Abstract
Objective: Conventional treatment of frontal sinus posterior table fractures has included osteoplastic flap or cranialization procedures despite considerable advances in endoscopic technique and experience. The objective of the current study was to evaluate outcomes of frontal sinus fractures involving the posterior table managed using endoscopic approaches.

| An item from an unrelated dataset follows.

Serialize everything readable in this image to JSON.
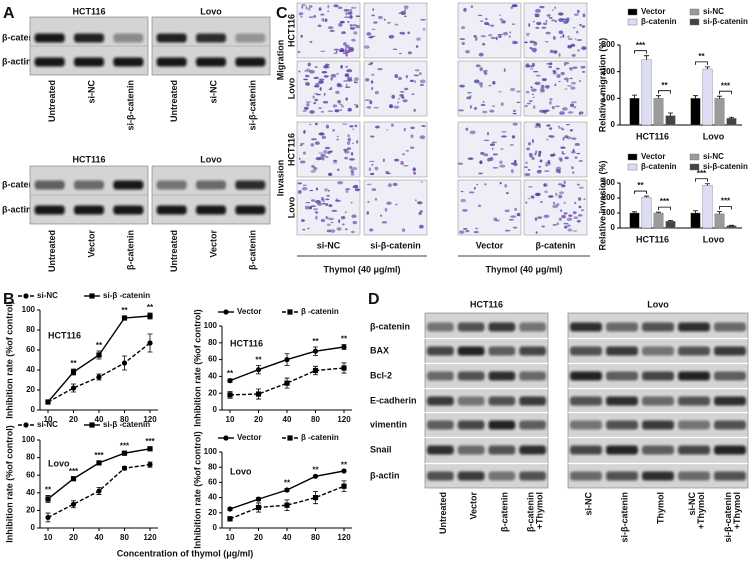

Method: Retrospective evaluation of patients with posterior table fractures was performed at the University of Alabama at Birmingham from January 2008 through December 2011. Data were collected regarding demographics, etiology, technique, operative site, length involving the posterior table, size of the skull base defect, complications, and clinical follow up
Results: Eleven patients (age 39 ± 5 years) with posterior table fractures were treated using endoscopic techniques from 2008-2011. Mean follow-up time was 44 ± 15 weeks (range 2-164). Patients were primarily managed using Draf IIb frontal sinusotomies with 1 individual requiring a concomitant trephine. A Draf III procedure was performed in 1 patient. Average fracture defect (length vs width) was 13.5 3.6 mm and the average length involving the posterior table was 9.6 mm (1-30 mm). Skull base defects were covered with a septal flap and/or Surgisus tissue grafts. One patient referred after failed cranialization was endoscopically obliterated. Although 1 individual required a revision frontal sinusotomy, all sinuses remain patent on last follow-up.
Conclusion: Management of frontal sinus posterior table fractures using minimally invasive endoscopic techniques provides excellent outcomes in selected cases. Posterior table fractures of up to 30 mm in length were adequately managed in this series and indicate this approach should become an active part of the treatment algorithm.